No, in fact the RTF code produced by the text engine is quite economical by most standards.
If you examine what gets inserted there, you’ll find it is just a bunch of non-breaking spaces with underline formatting. In essence, no more complex than an equivalent amount of alphabetic characters set to underscore, where it comes to bytes in the file.
What I would do is open a copy of the RTF file in a plain-text coding editor. If you don’t have one, enable Display RTF files as RTF code instead of formatted text in TextEdit’s “Open and Save” preferences, then load the file. Scroll through this, and I bet you’ll come across tons of gibberish at some point. Make note of where the gibberish starts in terms of the content you can read, and then load the file normally. Somewhere near that point, you must have an image—maybe a big one that got resized down so tiny you can’t even see it. Selecting the region and retyping it may solve a problem like that.
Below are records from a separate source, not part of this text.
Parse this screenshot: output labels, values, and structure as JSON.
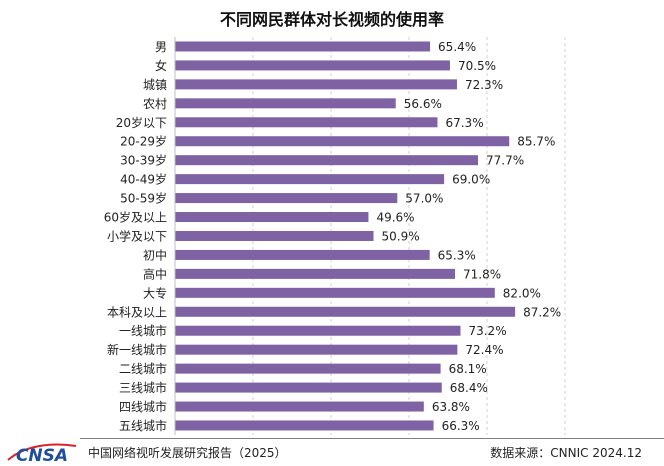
{
  "chart_data": {
    "type": "bar",
    "orientation": "horizontal",
    "title": "不同网民群体对长视频的使用率",
    "categories": [
      "男",
      "女",
      "城镇",
      "农村",
      "20岁以下",
      "20-29岁",
      "30-39岁",
      "40-49岁",
      "50-59岁",
      "60岁及以上",
      "小学及以下",
      "初中",
      "高中",
      "大专",
      "本科及以上",
      "一线城市",
      "新一线城市",
      "二线城市",
      "三线城市",
      "四线城市",
      "五线城市"
    ],
    "values": [
      65.4,
      70.5,
      72.3,
      56.6,
      67.3,
      85.7,
      77.7,
      69.0,
      57.0,
      49.6,
      50.9,
      65.3,
      71.8,
      82.0,
      87.2,
      73.2,
      72.4,
      68.1,
      68.4,
      63.8,
      66.3
    ],
    "value_labels": [
      "65.4%",
      "70.5%",
      "72.3%",
      "56.6%",
      "67.3%",
      "85.7%",
      "77.7%",
      "69.0%",
      "57.0%",
      "49.6%",
      "50.9%",
      "65.3%",
      "71.8%",
      "82.0%",
      "87.2%",
      "73.2%",
      "72.4%",
      "68.1%",
      "68.4%",
      "63.8%",
      "66.3%"
    ],
    "xlim": [
      0,
      100
    ],
    "grid": "vertical dashed",
    "bar_color": "#7e62a3"
  },
  "footer": {
    "logo_text": "CNSA",
    "report_name": "中国网络视听发展研究报告（2025）",
    "source": "数据来源：CNNIC  2024.12"
  },
  "colors": {
    "bar": "#7e62a3",
    "logo_blue": "#1f4e9a",
    "logo_red": "#d9222a"
  }
}
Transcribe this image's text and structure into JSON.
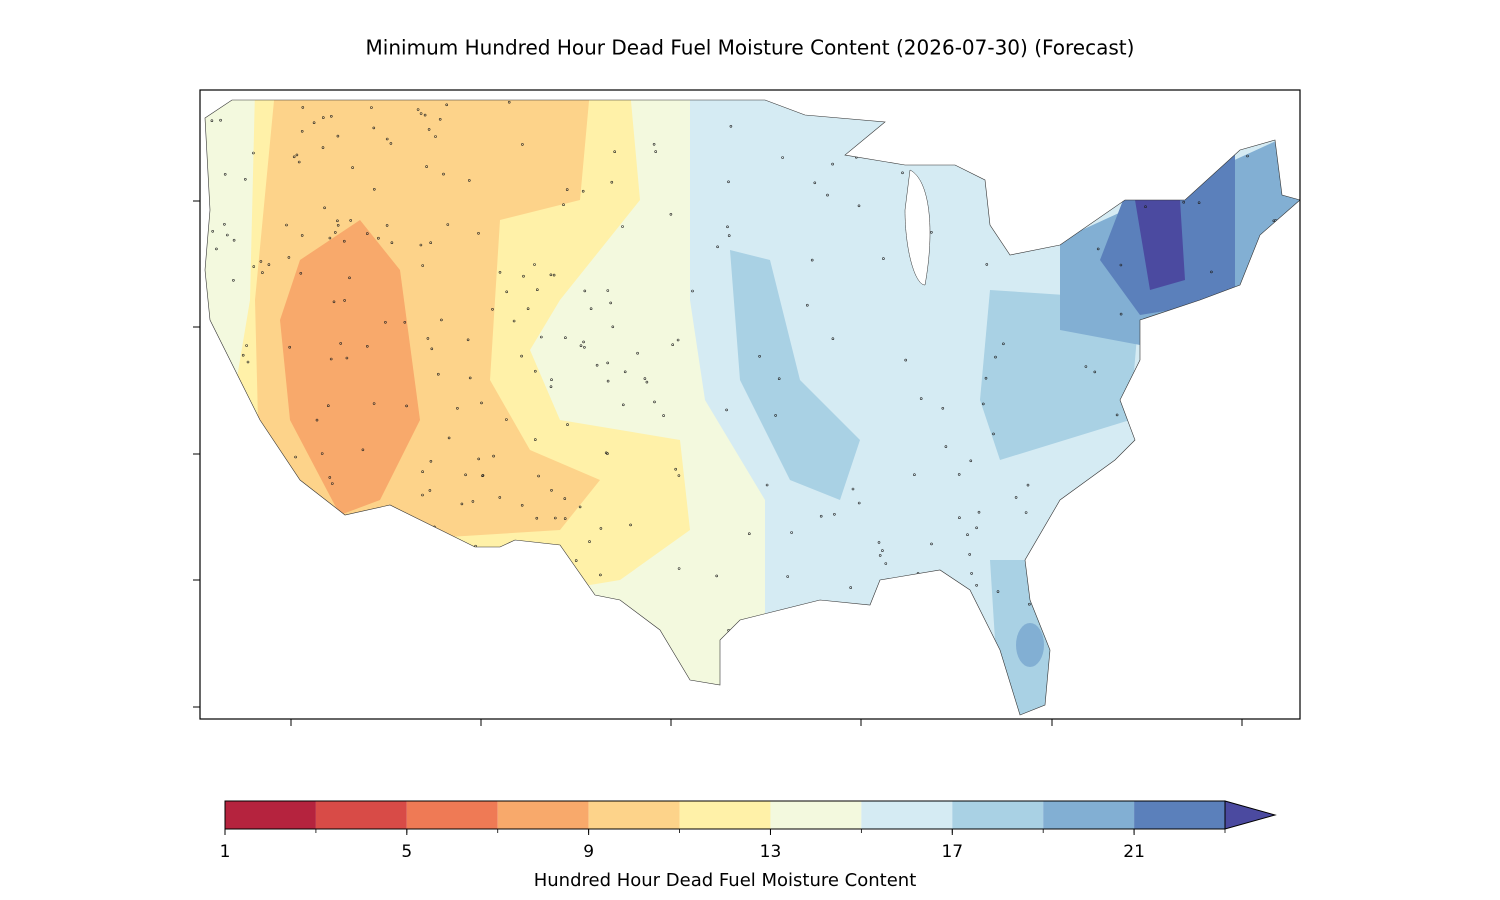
{
  "chart_data": {
    "type": "map",
    "title": "Minimum Hundred Hour Dead Fuel Moisture Content (2026-07-30) (Forecast)",
    "colorbar": {
      "label": "Hundred Hour Dead Fuel Moisture Content",
      "boundaries": [
        1,
        3,
        5,
        7,
        9,
        11,
        13,
        15,
        17,
        19,
        21,
        23
      ],
      "colors": [
        "#b5233e",
        "#d84b47",
        "#ef7a55",
        "#f8a96b",
        "#fdd38a",
        "#fff1a8",
        "#f3f9de",
        "#d5ebf3",
        "#a9d1e4",
        "#82afd3",
        "#5b80bb"
      ],
      "extend_color": "#4b4aa0",
      "ticks": [
        1,
        5,
        9,
        13,
        17,
        21
      ]
    }
  }
}
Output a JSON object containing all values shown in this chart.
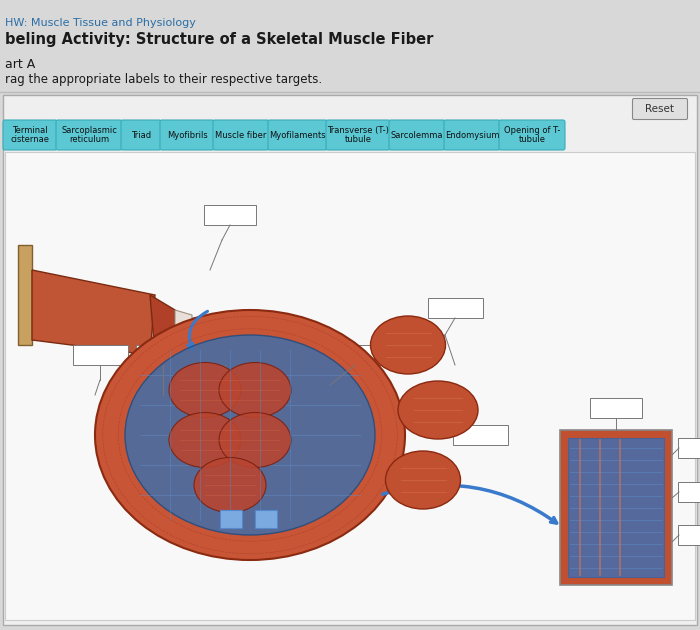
{
  "bg_color": "#d8d8d8",
  "title1": "HW: Muscle Tissue and Physiology",
  "title2": "beling Activity: Structure of a Skeletal Muscle Fiber",
  "part_label": "art A",
  "instruction": "rag the appropriate labels to their respective targets.",
  "labels": [
    "Terminal\ncisternae",
    "Sarcoplasmic\nreticulum",
    "Triad",
    "Myofibrils",
    "Muscle fiber",
    "Myofilaments",
    "Transverse (T-)\ntubule",
    "Sarcolemma",
    "Endomysium",
    "Opening of T-\ntubule"
  ],
  "label_color": "#5bc8d4",
  "label_edge_color": "#3aabb8",
  "label_text_color": "#111111",
  "reset_btn": "Reset",
  "panel_bg": "#efefef",
  "diagram_bg": "#f8f8f8",
  "title1_color": "#2a6ea6",
  "title2_color": "#1a1a1a",
  "box_fill": "#ffffff",
  "box_edge": "#777777"
}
Thanks. That list bit about using TextEdit to evaluate the file’s inner workings revealed that indeed there was an image attached. And turns out the image showed up when I viewed it as part of a Scrivener project, but it didn’t show up when I extracted the file and viewed the RTF as I described in my original post.
However I removed the image and got it down from 3+MB to less than 25KB.
Lesson learned when haphazardly pasting images into documents. Thanks again.
Okay, some RTF editors (TextEdit is one) will not show inline images, that’s probably what happened. If had exported the file as RTFD from Scrivener, that would have shown the image in TextEdit.